At the center of the play are two sets of lovers: Beatrice and Benedick, and Hero and Claudio. B&B are old hands at mocking and scorning each other, answering sharp word with sharp riposte, and generally getting on one another’s nerves. Then it occurs to some devious characters to turn them into lovers: they’re both made to overhear conversations in which it’s said that their ostensible enemy is in fact deeply enamored. Believing themselves already adored by their foes, they find their own emotions liberated and hasten to confess that the attraction is mutual. Whether this artificially constructed honeymoon can last is another question.

As for Hero and Claudio, they’re engaged to be married when they fall afoul of Don John’s malicious plan to forever separate them. He informs Claudio that Hero is already cheating on him, and arranges for the bewildered softie to see his fiancée apparently in flagrante delicto with another man in her window the night before the wedding.
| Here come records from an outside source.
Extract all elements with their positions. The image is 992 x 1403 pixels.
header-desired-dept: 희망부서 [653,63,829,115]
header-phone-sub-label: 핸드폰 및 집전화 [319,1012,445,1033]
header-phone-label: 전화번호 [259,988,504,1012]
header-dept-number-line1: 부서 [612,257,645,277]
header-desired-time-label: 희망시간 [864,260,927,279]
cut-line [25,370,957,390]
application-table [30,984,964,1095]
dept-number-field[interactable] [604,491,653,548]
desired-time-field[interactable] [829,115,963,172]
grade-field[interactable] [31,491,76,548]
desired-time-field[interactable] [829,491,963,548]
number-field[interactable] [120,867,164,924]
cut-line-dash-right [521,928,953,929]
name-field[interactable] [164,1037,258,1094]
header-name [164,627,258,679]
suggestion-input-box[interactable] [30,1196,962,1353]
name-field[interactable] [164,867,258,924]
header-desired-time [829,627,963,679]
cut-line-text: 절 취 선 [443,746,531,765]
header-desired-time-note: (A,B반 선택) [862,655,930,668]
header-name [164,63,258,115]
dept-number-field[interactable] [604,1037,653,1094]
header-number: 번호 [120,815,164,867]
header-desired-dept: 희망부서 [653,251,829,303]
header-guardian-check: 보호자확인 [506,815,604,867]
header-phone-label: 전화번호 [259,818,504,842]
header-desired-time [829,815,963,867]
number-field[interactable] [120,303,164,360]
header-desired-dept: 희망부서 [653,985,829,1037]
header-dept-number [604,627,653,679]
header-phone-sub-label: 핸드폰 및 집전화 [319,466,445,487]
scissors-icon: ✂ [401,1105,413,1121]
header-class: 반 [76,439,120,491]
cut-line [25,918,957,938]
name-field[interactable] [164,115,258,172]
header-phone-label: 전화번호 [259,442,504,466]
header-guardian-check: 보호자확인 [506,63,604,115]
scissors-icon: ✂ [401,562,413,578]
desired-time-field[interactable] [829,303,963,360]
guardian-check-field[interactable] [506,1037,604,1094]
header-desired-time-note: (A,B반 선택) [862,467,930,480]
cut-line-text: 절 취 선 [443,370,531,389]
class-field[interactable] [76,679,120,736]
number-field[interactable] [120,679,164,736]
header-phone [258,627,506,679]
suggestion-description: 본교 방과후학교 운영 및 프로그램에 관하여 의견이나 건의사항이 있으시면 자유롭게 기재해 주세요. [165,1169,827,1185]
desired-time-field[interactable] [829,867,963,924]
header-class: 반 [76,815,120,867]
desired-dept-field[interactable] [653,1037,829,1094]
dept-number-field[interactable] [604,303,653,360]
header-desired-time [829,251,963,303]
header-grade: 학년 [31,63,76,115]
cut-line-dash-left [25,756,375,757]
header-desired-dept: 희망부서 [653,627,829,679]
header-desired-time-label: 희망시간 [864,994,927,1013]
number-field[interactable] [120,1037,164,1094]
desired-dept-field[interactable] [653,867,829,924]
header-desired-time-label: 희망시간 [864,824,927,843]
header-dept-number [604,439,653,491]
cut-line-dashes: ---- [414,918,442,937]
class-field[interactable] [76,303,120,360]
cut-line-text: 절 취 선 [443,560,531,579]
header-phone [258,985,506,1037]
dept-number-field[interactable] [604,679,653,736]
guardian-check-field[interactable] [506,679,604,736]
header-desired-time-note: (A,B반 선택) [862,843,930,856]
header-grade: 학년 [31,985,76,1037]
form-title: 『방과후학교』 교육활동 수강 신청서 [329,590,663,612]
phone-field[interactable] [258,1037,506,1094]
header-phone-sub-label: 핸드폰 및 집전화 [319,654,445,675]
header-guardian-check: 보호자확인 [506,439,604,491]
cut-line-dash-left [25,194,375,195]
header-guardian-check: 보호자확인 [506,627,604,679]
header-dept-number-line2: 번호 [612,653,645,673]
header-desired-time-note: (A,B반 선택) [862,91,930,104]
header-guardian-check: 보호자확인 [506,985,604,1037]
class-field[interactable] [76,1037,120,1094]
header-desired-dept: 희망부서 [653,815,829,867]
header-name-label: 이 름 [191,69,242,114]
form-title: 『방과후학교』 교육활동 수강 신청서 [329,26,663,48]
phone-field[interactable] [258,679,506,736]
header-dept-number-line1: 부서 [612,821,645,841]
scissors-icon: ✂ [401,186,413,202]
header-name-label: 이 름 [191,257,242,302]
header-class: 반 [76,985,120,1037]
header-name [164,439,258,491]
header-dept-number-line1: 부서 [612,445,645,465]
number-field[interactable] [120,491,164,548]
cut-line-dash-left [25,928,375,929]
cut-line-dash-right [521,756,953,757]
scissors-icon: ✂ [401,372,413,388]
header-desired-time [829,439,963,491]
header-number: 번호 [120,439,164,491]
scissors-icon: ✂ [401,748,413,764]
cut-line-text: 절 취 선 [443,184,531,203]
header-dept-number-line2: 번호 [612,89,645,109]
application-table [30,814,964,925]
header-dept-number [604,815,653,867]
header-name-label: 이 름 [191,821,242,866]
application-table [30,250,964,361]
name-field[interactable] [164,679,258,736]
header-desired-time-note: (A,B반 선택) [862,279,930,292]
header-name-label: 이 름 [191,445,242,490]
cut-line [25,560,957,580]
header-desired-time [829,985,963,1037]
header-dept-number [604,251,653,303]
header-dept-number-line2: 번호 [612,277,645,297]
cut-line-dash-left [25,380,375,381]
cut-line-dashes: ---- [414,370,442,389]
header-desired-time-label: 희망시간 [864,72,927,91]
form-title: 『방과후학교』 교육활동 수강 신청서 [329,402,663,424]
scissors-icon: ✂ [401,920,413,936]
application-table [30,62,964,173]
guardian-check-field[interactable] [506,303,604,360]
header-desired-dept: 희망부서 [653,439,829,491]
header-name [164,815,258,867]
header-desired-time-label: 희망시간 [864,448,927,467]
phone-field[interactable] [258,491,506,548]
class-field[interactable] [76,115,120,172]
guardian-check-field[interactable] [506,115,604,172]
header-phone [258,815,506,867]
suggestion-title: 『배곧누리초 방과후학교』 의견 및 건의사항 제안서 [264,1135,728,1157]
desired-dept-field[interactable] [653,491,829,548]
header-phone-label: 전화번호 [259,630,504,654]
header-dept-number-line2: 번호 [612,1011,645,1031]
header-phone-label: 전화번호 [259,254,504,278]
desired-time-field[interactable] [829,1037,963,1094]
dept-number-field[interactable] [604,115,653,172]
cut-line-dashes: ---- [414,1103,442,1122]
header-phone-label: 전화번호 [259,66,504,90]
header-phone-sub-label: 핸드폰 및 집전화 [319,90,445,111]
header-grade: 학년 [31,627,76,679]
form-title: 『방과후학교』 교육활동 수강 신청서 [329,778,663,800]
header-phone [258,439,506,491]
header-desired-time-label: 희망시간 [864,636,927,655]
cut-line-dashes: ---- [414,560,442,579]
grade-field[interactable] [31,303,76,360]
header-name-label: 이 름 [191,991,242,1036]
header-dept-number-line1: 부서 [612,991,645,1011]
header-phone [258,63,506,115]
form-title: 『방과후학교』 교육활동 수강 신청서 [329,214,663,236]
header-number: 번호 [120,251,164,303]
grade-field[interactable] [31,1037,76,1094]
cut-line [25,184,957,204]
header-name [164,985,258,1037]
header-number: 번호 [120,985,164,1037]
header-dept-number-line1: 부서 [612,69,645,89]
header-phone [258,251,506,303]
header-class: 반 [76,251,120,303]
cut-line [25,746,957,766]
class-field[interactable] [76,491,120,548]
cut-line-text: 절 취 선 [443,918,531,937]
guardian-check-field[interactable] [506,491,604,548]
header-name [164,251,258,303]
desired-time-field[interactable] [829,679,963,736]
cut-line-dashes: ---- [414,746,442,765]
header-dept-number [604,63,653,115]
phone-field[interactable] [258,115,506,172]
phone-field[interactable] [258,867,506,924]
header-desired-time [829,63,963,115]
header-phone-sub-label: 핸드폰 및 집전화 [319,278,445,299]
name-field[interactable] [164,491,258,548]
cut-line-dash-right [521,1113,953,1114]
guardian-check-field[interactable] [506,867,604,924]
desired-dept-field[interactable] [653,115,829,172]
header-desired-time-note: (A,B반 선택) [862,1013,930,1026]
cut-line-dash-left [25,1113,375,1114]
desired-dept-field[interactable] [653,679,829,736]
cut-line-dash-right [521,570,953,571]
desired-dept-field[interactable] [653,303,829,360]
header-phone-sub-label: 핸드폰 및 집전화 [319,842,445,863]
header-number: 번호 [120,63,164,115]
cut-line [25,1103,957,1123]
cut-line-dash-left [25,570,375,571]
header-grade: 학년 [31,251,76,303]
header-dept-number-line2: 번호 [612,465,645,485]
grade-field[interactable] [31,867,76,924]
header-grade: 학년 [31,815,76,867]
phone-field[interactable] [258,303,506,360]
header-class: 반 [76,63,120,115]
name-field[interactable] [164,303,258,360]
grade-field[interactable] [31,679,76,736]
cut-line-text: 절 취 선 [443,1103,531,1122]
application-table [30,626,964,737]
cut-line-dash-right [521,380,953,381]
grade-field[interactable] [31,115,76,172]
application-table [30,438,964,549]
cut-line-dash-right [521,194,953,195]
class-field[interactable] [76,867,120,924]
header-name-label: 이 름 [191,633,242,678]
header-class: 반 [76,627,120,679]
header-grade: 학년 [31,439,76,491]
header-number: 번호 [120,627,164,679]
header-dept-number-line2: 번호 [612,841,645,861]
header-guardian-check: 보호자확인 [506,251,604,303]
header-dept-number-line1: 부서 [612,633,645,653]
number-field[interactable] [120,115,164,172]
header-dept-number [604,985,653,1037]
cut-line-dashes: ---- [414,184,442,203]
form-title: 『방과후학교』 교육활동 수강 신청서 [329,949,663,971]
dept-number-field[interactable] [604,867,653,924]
Claudio is devastated, and turns the nuptial ceremony into a nightmare of accusation and rejection. Will the truth ever surface? Hero is distraught, Claudio is unshakeable, and even a certain ruse that will turn up again in The Winter’s Tale isn’t sure to fix the mess. Deception, which turned one set of antagonists into lovers, has turned these lovers into antagonists. Even if you know your Shakespeare, the suspense here is intense — and delicious.

Fay is the perfect Beatrice. Self-assured, quick-witted, almost leonine in her ability to leap verbally from barb to barb, she’s undefeatable by anything but that least expected of salvos: a declaration of love. And Averill-Snell as Benedick is the worthiest of opponents. More considered than Beatrice, radiating power and authority with a masculine solidity, it seems he can’t be contradicted when he insists that he’ll never marry. Think again, old stone-jaw. Shakespeare doesn’t lavish the same attention on Hero and Claudio, but Betty-Jane Parks is fine as the rather conventional young woman who can’t understand why anyone would question her chastity, and Jonathan Cho is likably straightforward as the young suitor who questions it and then some. A more complex performance is offered by Matt Lunsford as Don Pedro, a prince whose nobility is not only of rank but of character, and Jason Vaughan Evans is delightful as Borachio, a comic miscreant on whose testimony two lovers’ happiness ultimately depends.

Top-notch too is Alvin Jenkins as Hero’s father Leonato, a man so recognizably realistic, you forget that he’s speaking blank verse. And then there’s Spencer Meyers as Constable Dogberry — somehow charming no matter how extreme his physical high jinks. If Michael C. McGreevy’s Don John lacks a visible motive for his evil, still he’s coldly convincing, and if several of the actors ham it up shamelessly when doubling as comic commoners, you finally just have to accept it as a pardonable offense in such a pleasing context.

This Much Ado, ably directed by David M. Jenkins, is just too good to be capsized by quibbles. Add Katrina Stevenson’s lovely period costumes and Brian Smallheer’s useful set, and you’ve got a lot to be grateful for.

Much Ado About Nothing: it’s worth seeing and savoring.

If you care — or want to care — about Shakespeare, don’t miss it.